Astronomers state that to achieve this feat, they would require a telescope as big as the Earth itself. However, since this is impossible, they have come up with an alternative.

Sagittarius A*: How The Picture Will Be Captured

Sagittarius A* has a mass which is roughly 4 million times that of Earth's sun. The black hole is located around 26,000 light-years away. Gopal Narayanan, who is an astronomy research professor at the University of Massachusetts Amherst, succinctly put the Herculean task into perspective.

"That's like trying to image a grapefruit on the surface of the moon," he shared.

To achieve the feat of capturing the image of its event horizon, scientists will use the Large Millimeter Telescope. The LMT is the most sensitive, single-aperture telescope in the world. However, even this advanced device would be unable to record the event horizon on its own. Therefore, it would have to coordinate with telescopes in Hawaii, Arizona, Chile, Spain, and even the South Pole.

In a bid to get a clear shot, eight telescopes would be continuously pointed at the event horizon from April 5 to April 14.

Astronomers explain that with the Earth's rotation, and with the sampled curves of all the telescopes, the data received would resemble that of a very large device. This process is called Very Long Baseline Interferometry, or VLBI.

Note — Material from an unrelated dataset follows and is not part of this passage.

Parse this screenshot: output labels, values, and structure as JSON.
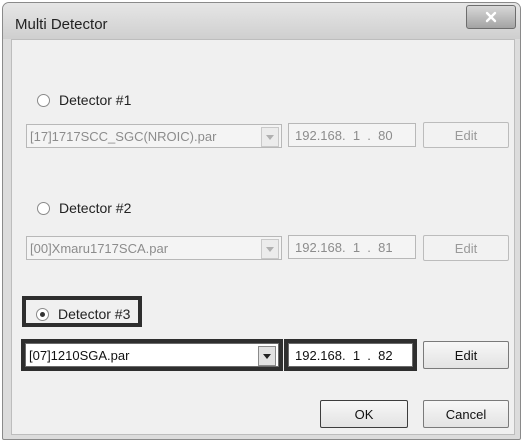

What Astronomers Expect To Learn From The Picture

With the image of the event horizon of Sagittarius A*, scientists will be able to further explore Einstein's theory of general relativity.

"With data from this project, we will understand things about black holes that we have never understood before," revealed Narayanan.

The Event Horizon Telescope team would also likely study the black hole's ability to pull nearby objects toward it by using gravity. The team will test out Stephen Hawking's prediction that whatever enters a black hole does not simply vanish. Instead, it is returned to the universe in some form or the other.

However, scientists caution that although the telescopes will operate for 10 days, the results would require months of computation to be even remotely understandable. Even so, if the mission succeeds, then humanity will have the first real image of a black hole at the center of the Milky Way galaxy.